Her editor, Marianne Keeler, stood in the doorway to Janet’s glass-walled office. Marianne was sharp-eyed and brisk, and she’d run the investigative desk for over a decade. She waved Janet inside.


Janet closed her laptop and followed.


“Where are we?” Marianne asked the moment Janet sat down. “You’ve been digging for weeks, and I’ve got a managing editor asking what we’re paying you for.”


Janet took a breath. “I’ve got her talking. She’s getting boastful, letting details slip. She admitted she’s in Canada — most likely Edmonton. She described how she picked victims, and she let one concrete detail out: an envelope of cash delivered by hand. That means she’s not just smoke and mirrors.”

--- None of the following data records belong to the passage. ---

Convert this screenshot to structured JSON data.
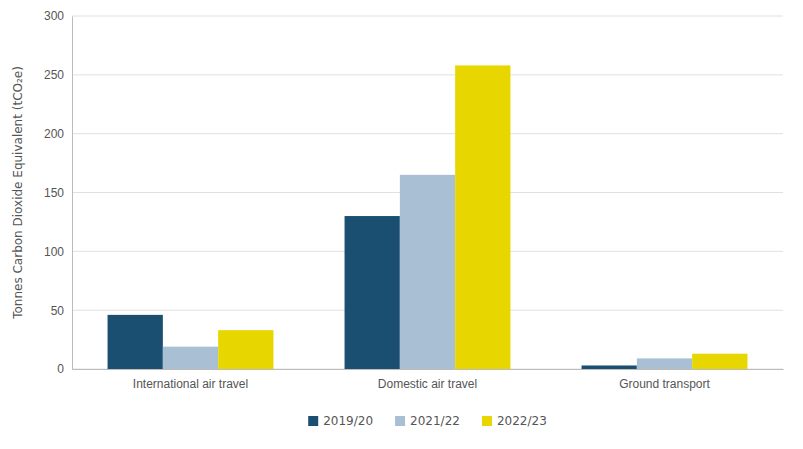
{
  "chart_data": {
    "type": "bar",
    "categories": [
      "International air travel",
      "Domestic air travel",
      "Ground transport"
    ],
    "series": [
      {
        "name": "2019/20",
        "color": "#1b4f72",
        "values": [
          46,
          130,
          3
        ]
      },
      {
        "name": "2021/22",
        "color": "#a8bfd4",
        "values": [
          19,
          165,
          9
        ]
      },
      {
        "name": "2022/23",
        "color": "#e8d600",
        "values": [
          33,
          258,
          13
        ]
      }
    ],
    "ylabel": "Tonnes Carbon Dioxide Equivalent (tCO₂e)",
    "ylim": [
      0,
      300
    ],
    "yticks": [
      0,
      50,
      100,
      150,
      200,
      250,
      300
    ],
    "grid": true,
    "legend": "bottom"
  }
}
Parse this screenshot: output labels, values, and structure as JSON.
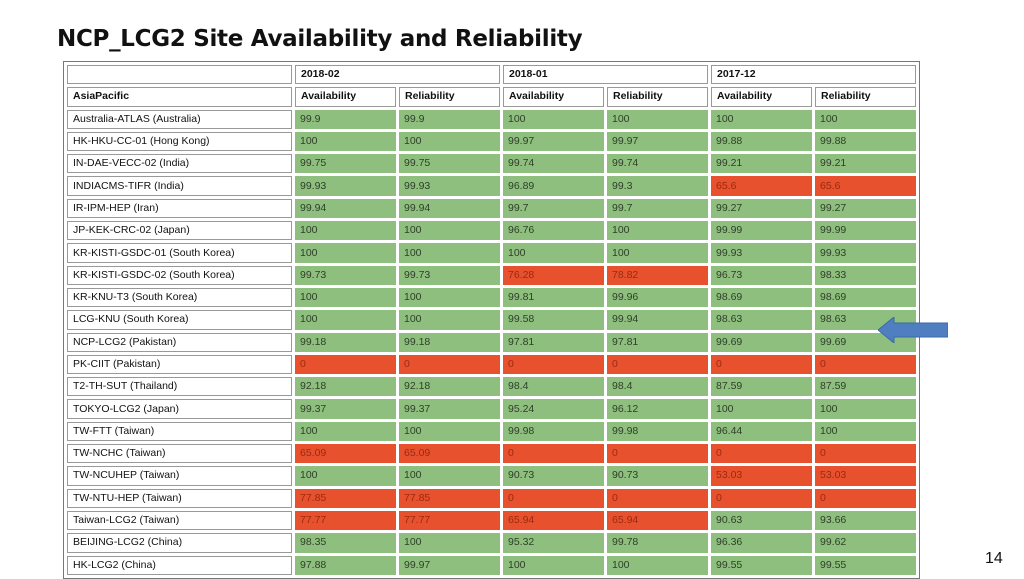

Marianne leaned back, crossing her arms. “Good. But you know the deal, Janet. We need a story. Something publishable. A timeline. When do I get copy?”


Janet hesitated. She thought of Evelyn Shaw’s son, his voice cracking as he described what the scam had done to his mother, and of her father’s warning: trust first, judgment later.


“This isn’t ready,” Janet said finally. “If I push now she’ll clam up. If I keep listening, she’ll give me more — maybe enough to put a face to her, not just an anonymous green dot.”


Marianne drummed her fingers on the desk. “How much longer?”


Janet fought the urge to light a cigarette in front of her editor. “Give me three months. A full arc of interviews, corroboration, victim voices. By then I can run a feature that strips the mask off her.”


Marianne’s eyes narrowed. “Three months is generous. I can give you six weeks before they start carving up your space. Aim for a long read — maybe front page if you deliver. I want weekly updates. No black holes.”


Janet’s pulse quickened. “You’ll get them.”


As she stood, Marianne added, “And Janet — don’t forget what business we’re in. You might want to catch a crook, but I need a story. Keep that straight.”


Back at her desk, the green dot glowed on Threema. She thought of her father, of Evelyn Shaw, of the envelope. Pieces of a puzzle were beginning to take shape.


Six weeks. That was the clock now ticking over her head.


She cracked her knuckles, took a long sip of coffee, and whispered, “Alright, Unknown. Let’s see what else you’ll give me.”